Bu sene akademik bütçe açısından şansımız yaver gidince, üç kere kısa aralıklarla gelebildim. Sonuçta deneyci değil, programcıyım: teoride elimin altında bir terminal olduğu sürece bana her yer Bilbao ama pratikte pek öyle olamıyor. Kendimi bir odaya kapatamadığımdan dolayı tam odaklanamıyorum, illaki Bilbao’da olmam gerekiyor kesintisiz çalışabilmek için. Belki de elimde olsa Little, Big’in Ariel Hawksquill’inin; ya da Sherlock dizisinin Charles Augustus Magnussen’inin uyguladığı loci metodunu uygular, “hayali” Bilbao ofisime çekilip, kodlarla haşır neşir olabilirdim ama öyle olamıyor işte malesef. Böyle yazdığıma da bakmayın, keyfim yerinde bu arada (eskiden evden en fazla iki hafta uzak kalabiliyordum, ne zamandır bir haftayı geçemiyorum).
Bilbao yağmurlu idi. Tamam, Bilbao hep yağmurlu bunu ben de biliyorum ama Mois’le görüştüğümüzde “sen gelinceye kadar ortalık günlük güneşlikti” diye serzenişte bulunması malumun ilamı değil de neydi ki! 8) Ya arkadaş, bu kadar mı dolu dolu yağar, bardağı bırak, kovadan; kovayı geç, küvetten boşalan bir yağmur oldu. Bir evvelsi gün güneşliydi, ondan başka hep shower, hep shower!

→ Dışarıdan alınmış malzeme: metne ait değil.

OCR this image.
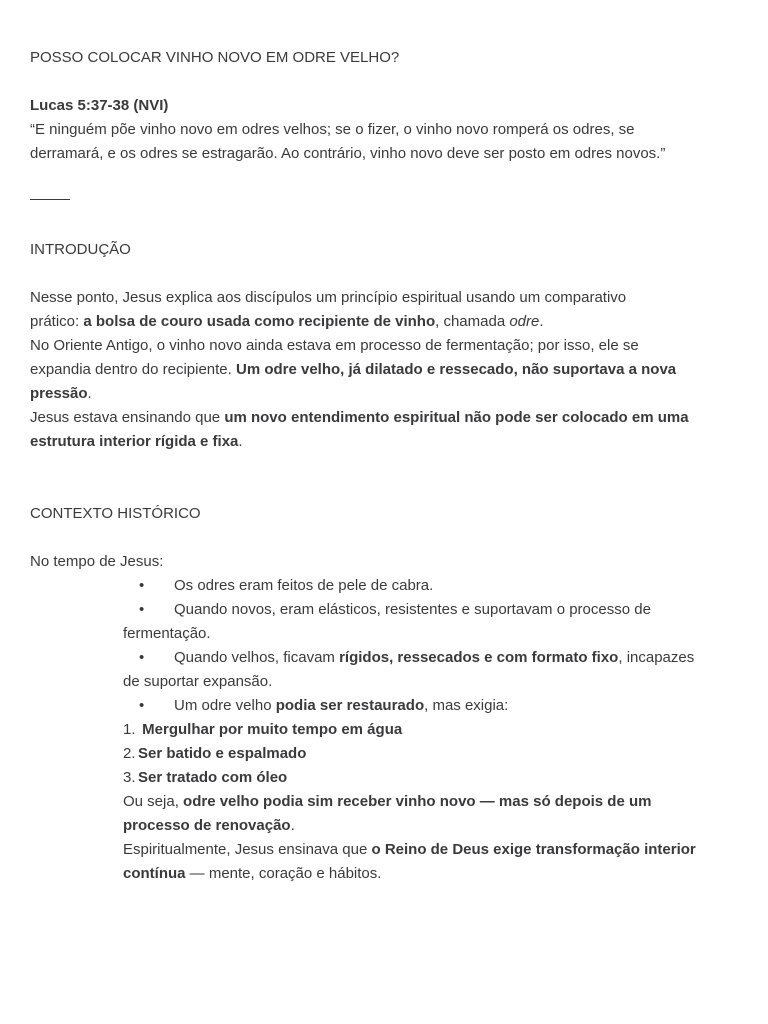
POSSO COLOCAR VINHO NOVO EM ODRE VELHO?
Lucas 5:37-38 (NVI)
“E ninguém põe vinho novo em odres velhos; se o fizer, o vinho novo romperá os odres, se
derramará, e os odres se estragarão. Ao contrário, vinho novo deve ser posto em odres novos.”
INTRODUÇÃO
Nesse ponto, Jesus explica aos discípulos um princípio espiritual usando um comparativo
prático: a bolsa de couro usada como recipiente de vinho, chamada odre.
No Oriente Antigo, o vinho novo ainda estava em processo de fermentação; por isso, ele se
expandia dentro do recipiente. Um odre velho, já dilatado e ressecado, não suportava a nova
pressão.
Jesus estava ensinando que um novo entendimento espiritual não pode ser colocado em uma
estrutura interior rígida e fixa.
CONTEXTO HISTÓRICO
No tempo de Jesus:
• Os odres eram feitos de pele de cabra.
• Quando novos, eram elásticos, resistentes e suportavam o processo de
fermentação.
• Quando velhos, ficavam rígidos, ressecados e com formato fixo, incapazes
de suportar expansão.
• Um odre velho podia ser restaurado, mas exigia:
1. Mergulhar por muito tempo em água
2. Ser batido e espalmado
3. Ser tratado com óleo
Ou seja, odre velho podia sim receber vinho novo — mas só depois de um
processo de renovação.
Espiritualmente, Jesus ensinava que o Reino de Deus exige transformação interior
contínua — mente, coração e hábitos.
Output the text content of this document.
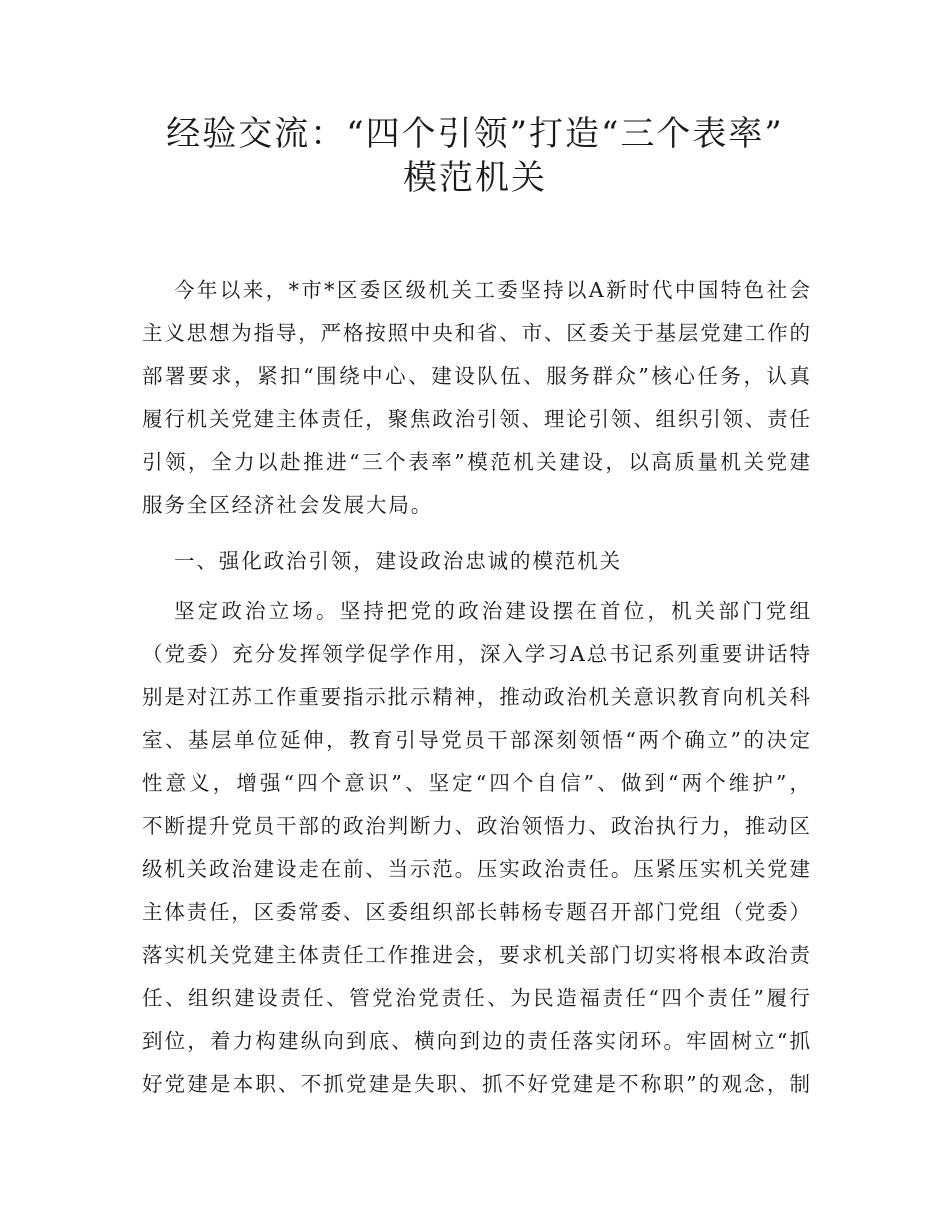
经验交流：“四个引领”打造“三个表率”
模范机关
今年以来，*市*区委区级机关工委坚持以A新时代中国特色社会
主义思想为指导，严格按照中央和省、市、区委关于基层党建工作的
部署要求，紧扣“围绕中心、建设队伍、服务群众”核心任务，认真
履行机关党建主体责任，聚焦政治引领、理论引领、组织引领、责任
引领，全力以赴推进“三个表率”模范机关建设，以高质量机关党建
服务全区经济社会发展大局。
一、强化政治引领，建设政治忠诚的模范机关
坚定政治立场。坚持把党的政治建设摆在首位，机关部门党组
（党委）充分发挥领学促学作用，深入学习A总书记系列重要讲话特
别是对江苏工作重要指示批示精神，推动政治机关意识教育向机关科
室、基层单位延伸，教育引导党员干部深刻领悟“两个确立”的决定
性意义，增强“四个意识”、坚定“四个自信”、做到“两个维护”，
不断提升党员干部的政治判断力、政治领悟力、政治执行力，推动区
级机关政治建设走在前、当示范。压实政治责任。压紧压实机关党建
主体责任，区委常委、区委组织部长韩杨专题召开部门党组（党委）
落实机关党建主体责任工作推进会，要求机关部门切实将根本政治责
任、组织建设责任、管党治党责任、为民造福责任“四个责任”履行
到位，着力构建纵向到底、横向到边的责任落实闭环。牢固树立“抓
好党建是本职、不抓党建是失职、抓不好党建是不称职”的观念，制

Bu gelişim hayırlı birkaç yeniliğe de vesile oldu. 2007 yılında, Hollanda’ya gittiğimde, sağolsun Marcel, proje bütçesi kapsamında kendime bilgisayar ve yan ürünlerini seçip almamı söylemişti. Ben de bir HP laptop, alışık olduğum Logitech klavye+mouse takımı, monitör, external hdd’ye ilaveten, bir de güzel Samsonite marka bir sırt çantası seçip siparişini vermiştim. Hepsi istediğim gibi gelmişti – bir tek çanta hariç. Sağlayıcı birimin elinde Samsonite çantalardan kalmamış, onun yerine o sıralar benim bilmediğim, “Wenger” marka (“İsviçre ordusunun çakılarını da biz yapıyoruz, o dereceyiz hani” sloganlı) mavi bir çanta getirdiler. Burun kıvırdım. “İsterseniz bekleyin, stoğa girince Samsonite getirelim” dediler ama ben ağzımı büküp, neyse neyse, olsun bakalımla kabul ettim. İşte o çanta (Wenger Ibex), tam 11 yıldır en zor günlerimde hep yanımda oldu. Hermoine’nin saptanamaz genişleme büyülü çantası misali, Ece’den dev salata kasemiz Paşa’ya kadar, ağırlığının on bin misli yükü içine alıp, defalarca beni taşıdı (yok, bir saniye, ben onu taşıdım ama o da beni işte).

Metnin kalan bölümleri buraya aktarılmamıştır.